The Government has promised that over the next five years, it will plant around 30,000 hectares of trees – that’s a forest larger than Birmingham – and restore 35,000 hectares of peatland.
Who is the new Chancellor?
Rishi Sunak was promoted to Chancellor following Sajid Javid’s resignation in February. He was previously Chief Secretary to the Treasury. He’s also the MP for ex-Tory Leader William Hague’s former seat of Richmond in Yorkshire, having won the seat in 2015. He was a keen supporter of the Leave campaign.
Budget impact on business
Eligible retail, leisure or hospitality business with a rateable value of below £51,000 will pay no business rates in this coming year. The Chancellor said the move would save a business up to £25,000. However, no help was announced for big chains.
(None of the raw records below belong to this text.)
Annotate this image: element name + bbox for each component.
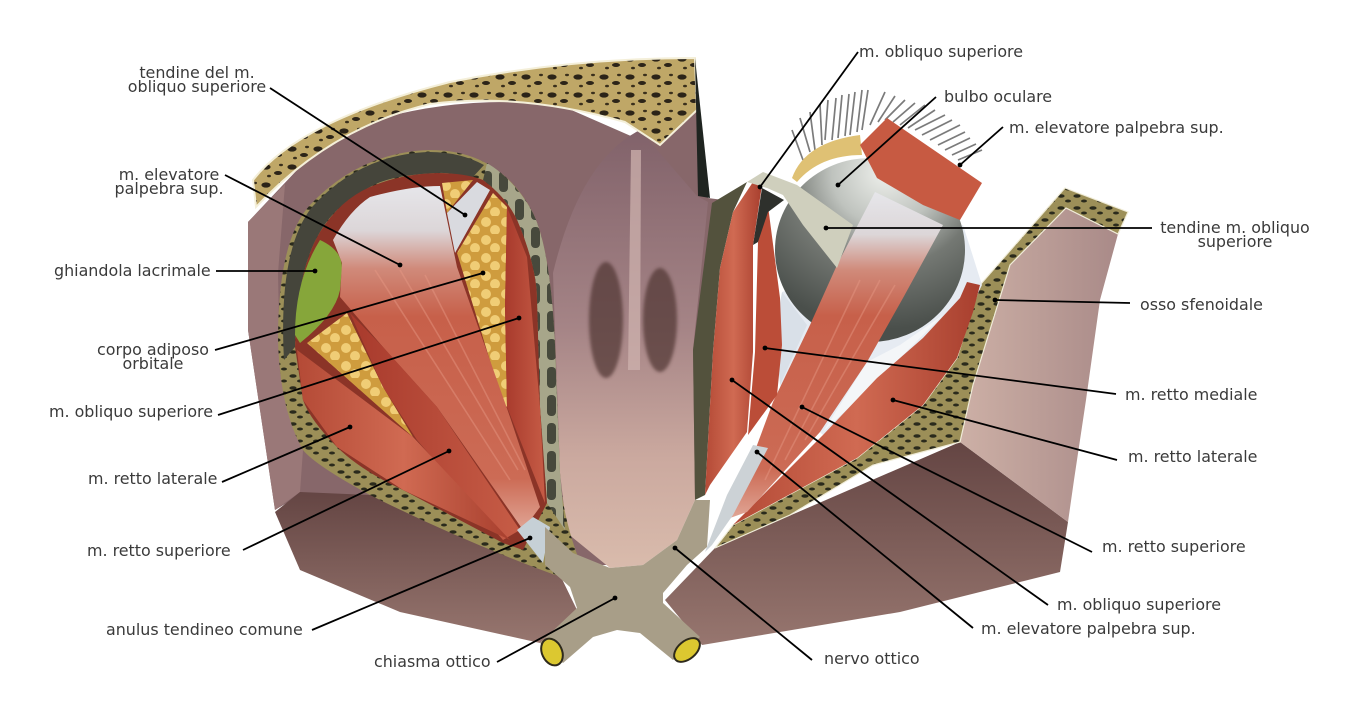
label: m. elevatore palpebra sup. left: palpebra sup.	[114, 179, 224, 198]
panel: dark upper arc of left orbit	[283, 152, 484, 360]
muscle: superior rectus right	[730, 192, 943, 518]
label: chiasma ottico	[374, 598, 615, 671]
label: m. obliquo superiore top	[760, 42, 1023, 187]
label: m. elevatore palpebra sup. lower right: m. elevatore palpebra sup.	[981, 619, 1196, 638]
label: m. retto superiore right: m. retto superiore	[1102, 537, 1246, 556]
label: m. retto laterale right	[893, 400, 1257, 466]
label: corpo adiposo orbitale	[97, 273, 483, 373]
panel: sphenoid bone right	[715, 188, 1128, 548]
label: corpo adiposo orbitale: orbitale	[123, 354, 183, 373]
label: m. obliquo superiore lower right	[732, 380, 1221, 614]
panel: optic chiasm	[537, 500, 710, 669]
label: m. elevatore palpebra sup. left: m. elevatore	[119, 165, 219, 184]
label: bulbo oculare	[838, 87, 1052, 185]
panel: frontal bone top	[253, 58, 697, 207]
label: anulus tendineo comune: anulus tendineo comune	[106, 620, 303, 639]
icon: right nerve cut	[670, 633, 704, 667]
panel: right lower floor	[665, 442, 1068, 645]
label: m. elevatore palpebra sup. top	[960, 118, 1224, 165]
label: m. retto laterale left	[88, 427, 350, 488]
panel: dark edge of roof	[695, 58, 710, 198]
muscle: superior oblique right	[705, 182, 762, 495]
label: tendine del m. obliquo superiore: tendine del m.	[139, 63, 255, 82]
panel: white gap tissue	[823, 315, 943, 432]
label: m. retto superiore left: m. retto superiore	[87, 541, 231, 560]
icon: left tendon ring	[517, 517, 550, 563]
label: tendine m. obliquo superiore: superiore	[1198, 232, 1272, 251]
panel: dark nasal strip	[693, 182, 747, 500]
panel: blue tissue below eye	[775, 292, 807, 385]
panel: orbital fat pads	[307, 180, 507, 437]
icon: lacrimal gland	[295, 240, 342, 343]
label: corpo adiposo orbitale: corpo adiposo	[97, 340, 209, 359]
label: bulbo oculare: bulbo oculare	[944, 87, 1052, 106]
label: osso sfenoidale: osso sfenoidale	[1140, 295, 1263, 314]
icon: yellow fat arc	[792, 135, 862, 182]
muscle: levator palpebrae left	[333, 186, 540, 530]
muscle: lateral rectus left	[297, 350, 510, 540]
label: tendine del m. obliquo superiore: obliquo superiore	[128, 77, 266, 96]
muscle: superior oblique tendon	[747, 172, 853, 268]
label: chiasma ottico: chiasma ottico	[374, 652, 491, 671]
label: tendine m. obliquo superiore: tendine m. obliquo	[1160, 218, 1310, 237]
muscle: lateral rectus right	[733, 282, 980, 525]
panel: right orbit muscles and eye	[693, 90, 982, 552]
label: m. obliquo superiore lower right: m. obliquo superiore	[1057, 595, 1221, 614]
panel: right side air cells of left orbit	[483, 163, 565, 530]
label: osso sfenoidale	[995, 295, 1263, 314]
panel: left orbit cavity	[295, 173, 547, 550]
icon: dark gap near trochlea	[753, 188, 784, 245]
label: nervo ottico	[675, 548, 920, 668]
label: m. retto laterale right: m. retto laterale	[1128, 447, 1257, 466]
muscle: tendon of superior oblique left	[447, 182, 490, 253]
panel: left orbit bony rim	[278, 150, 585, 575]
label: m. retto mediale: m. retto mediale	[1125, 385, 1257, 404]
panel: left orbit muscles	[297, 182, 545, 540]
label: ghiandola lacrimale: ghiandola lacrimale	[54, 261, 211, 280]
label: m. obliquo superiore left: m. obliquo superiore	[49, 402, 213, 421]
label: tendine m. obliquo superiore	[826, 218, 1310, 251]
muscle: rectus fibres right	[765, 280, 895, 480]
label: m. elevatore palpebra sup. top: m. elevatore palpebra sup.	[1009, 118, 1224, 137]
icon: left nerve cut	[537, 635, 567, 669]
panel: nasal central wall	[553, 130, 708, 568]
panel: right wall	[960, 208, 1118, 522]
icon: eyelashes	[792, 90, 982, 160]
label: m. retto superiore right	[802, 407, 1246, 556]
muscle: levator stump	[860, 118, 982, 220]
label: m. elevatore palpebra sup. left	[114, 165, 400, 265]
muscle: superior oblique left	[505, 207, 545, 503]
label: m. retto superiore left	[87, 451, 449, 560]
label: m. retto laterale left: m. retto laterale	[88, 469, 217, 488]
muscle: levator fibres left	[375, 270, 525, 480]
panel: pale tissue	[780, 225, 982, 435]
muscle: right tendon ring	[705, 445, 768, 552]
label: tendine del m. obliquo superiore	[128, 63, 465, 215]
panel: left lower floor	[275, 492, 577, 643]
muscle: medial rectus right	[748, 198, 782, 435]
label: anulus tendineo comune	[106, 538, 530, 639]
label: m. obliquo superiore left	[49, 318, 519, 421]
label: m. elevatore palpebra sup. lower right	[757, 452, 1196, 638]
label: m. obliquo superiore top: m. obliquo superiore	[859, 42, 1023, 61]
icon: eyeball	[775, 158, 965, 342]
panel: left orbit wall	[248, 100, 723, 570]
label: nervo ottico: nervo ottico	[824, 649, 920, 668]
muscle: superior rectus left	[350, 313, 520, 540]
label: m. retto mediale	[765, 348, 1257, 404]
There will also be £3,000 cash grants made available to smallest businesses that are already exempt from business rates.
And business rate discounts for pubs are to rise from £1,000 to £5,000 this year.
The Chancellor said that the Government will meet the cost of providing statutory sick pay to those off work "due to coronavirus" for businesses with fewer than 250 employees.
Coronavirus loan scheme
A coronavirus loan scheme that will offer loans of up to £1.2m to support small and medium-sized businesses was announced.
Mr Sunak said he will introduce a "plastics packaging tax", charging manufactures and importers £200 per tonne on packaging made of less than 30% of recycled plastic.
Corporation tax will not be cut this year and will remain at 19%.
The Chancellor said that the red diesel tax relief scheme would be abolished "for most sectors”. He added that exceptions would be agriculture and rail operators.
Entrepreneurs' Relief will be retained, but lifetime allowance will be reduced from £10m to £1m.